Main concepts

Main concepts 🔗

Words in bold are business domain names.

Services have terms written in documents, contractual (Terms of Services, Privacy Policy…) or not (Community Guidelines, Deceased User Policy…), that can change over time. Open Terms Archive enables users rights advocates, regulatory bodies and interested citizens to follow the changes to these terms, to be notified whenever a new version is published, to explore their entire history and to collaborate in analysing them. This free and open-source engine is developed to support these goals.

Collection 🔗

Open Terms Archive is a decentralised system. It aims at enabling any entity to track terms on its own. To that end, the Open Terms Archive engine can be run on any server, thus making it a dedicated instance. An instance tracks terms within a single collection.

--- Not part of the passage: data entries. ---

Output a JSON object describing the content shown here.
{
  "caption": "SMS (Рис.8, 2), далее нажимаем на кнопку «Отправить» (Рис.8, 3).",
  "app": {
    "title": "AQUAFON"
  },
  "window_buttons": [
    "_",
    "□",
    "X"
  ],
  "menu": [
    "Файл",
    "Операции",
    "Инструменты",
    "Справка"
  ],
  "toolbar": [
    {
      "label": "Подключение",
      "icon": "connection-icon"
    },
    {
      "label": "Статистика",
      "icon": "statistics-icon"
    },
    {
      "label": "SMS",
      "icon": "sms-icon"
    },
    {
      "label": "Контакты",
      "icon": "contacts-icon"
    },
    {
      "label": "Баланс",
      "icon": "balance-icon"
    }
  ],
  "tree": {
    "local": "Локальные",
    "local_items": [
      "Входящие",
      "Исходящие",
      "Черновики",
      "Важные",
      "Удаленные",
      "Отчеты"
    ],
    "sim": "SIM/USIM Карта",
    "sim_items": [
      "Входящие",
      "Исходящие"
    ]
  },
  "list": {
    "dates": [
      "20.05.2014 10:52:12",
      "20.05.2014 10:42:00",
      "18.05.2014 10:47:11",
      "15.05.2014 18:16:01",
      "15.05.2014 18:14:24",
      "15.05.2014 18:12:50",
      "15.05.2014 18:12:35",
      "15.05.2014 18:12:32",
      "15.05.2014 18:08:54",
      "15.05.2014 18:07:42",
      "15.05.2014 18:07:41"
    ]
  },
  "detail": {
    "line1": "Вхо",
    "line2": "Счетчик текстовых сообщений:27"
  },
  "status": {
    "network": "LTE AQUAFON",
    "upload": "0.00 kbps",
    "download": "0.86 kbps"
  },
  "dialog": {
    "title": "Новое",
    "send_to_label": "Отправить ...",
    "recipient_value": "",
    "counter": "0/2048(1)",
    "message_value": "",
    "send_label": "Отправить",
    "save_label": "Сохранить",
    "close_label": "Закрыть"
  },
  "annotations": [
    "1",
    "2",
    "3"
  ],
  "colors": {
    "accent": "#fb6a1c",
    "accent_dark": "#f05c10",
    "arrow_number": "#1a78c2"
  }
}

A collection is characterised by a scope across dimensions that describe the terms it tracks, such as language, jurisdiction and industry.

Example scope 🔗

The terms tracked in this collection are:

Of dating services used in Europe.
In the European Union and Switzerland jurisdictions.
In English, unless no English version exists, in which case the primary official language of the jurisdiction of incorporation of the service operator will be used.

Federation 🔗

In order to maximise discoverability, collaboration and political power, public collections are federated within a single ecosystem. This makes their data mutually discoverable and enables mutualising effort.

Terms types 🔗

To distinguish between the different terms of a service, each has a type, such as “Terms of Service”, “Privacy Policy”, “Developer Agreement”…

This type matches the topic, but not necessarily the title the service gives to it. Unifying the types enables comparing terms across services.

More information on terms types can be found in the dedicated repository. They are published on NPM under @opentermsarchive/terms-types, enabling standardisation and interoperability beyond the Open Terms Archive engine.

Declarations 🔗

The terms that constitute a collection are defined in simple JSON files called declarations.

A declaration also contains some metadata on the service on which the terms apply.

Here is an example declaration tracking the Privacy Policy of Open Terms Archive:

{
  "name": "Open Terms Archive",
  "terms": {
    "Privacy Policy": {
      "fetch": "https://opentermsarchive.org/en/privacy-policy",
      "select": ".textcontent"
    }
  }
}

Add terms to a collection 🔗

Open Terms Archive acquires terms to deliver an explorable history of changes. This can be done in two ways:

For the present and future, by tracking.
For the past, by importing from an existing fonds such as ToSBack, the Internet Archive, Common Crawl or any other in-house format.

Tracking terms 🔗

In order to track the changes of terms, the engine records a snapshot of documents that contain them by fetching their web location several times a day. The engine then extracts a version from this snapshot by:

Selecting the subset of the document (or documents) that contains the terms (instead of, e.g., navigation menus, footers, cookies banners…).
Removing insignificant content, that is residual content in this subset that is not part of the terms (e.g. ads, illustrative pictures, internal navigation links…).
Filtering noise that can emerge in the terms by preventing parts that change frequently from triggering false positives for changes (e.g. tracker identifiers in links, relative dates…). The engine can execute custom filters written in JavaScript to that end.

After these steps, if changes are spotted in the resulting terms, a new version is recorded.

Preserving snapshots enables recovering after the fact information potentially lost in the extraction step: if declarations were wrong, they can be maintained and corrected versions can be extracted from the original snapshots.

Importing terms 🔗

Existing fonds can be prepared for easier analysis by unifying their format to the Open Terms Archive dataset format. This unique format enables building interoperable tools, fostering collaboration across reusers.
Such a dataset can be generated from versions alone. If snapshots and declarations can be retrieved from the fonds too, then a full-fledged collection can be created.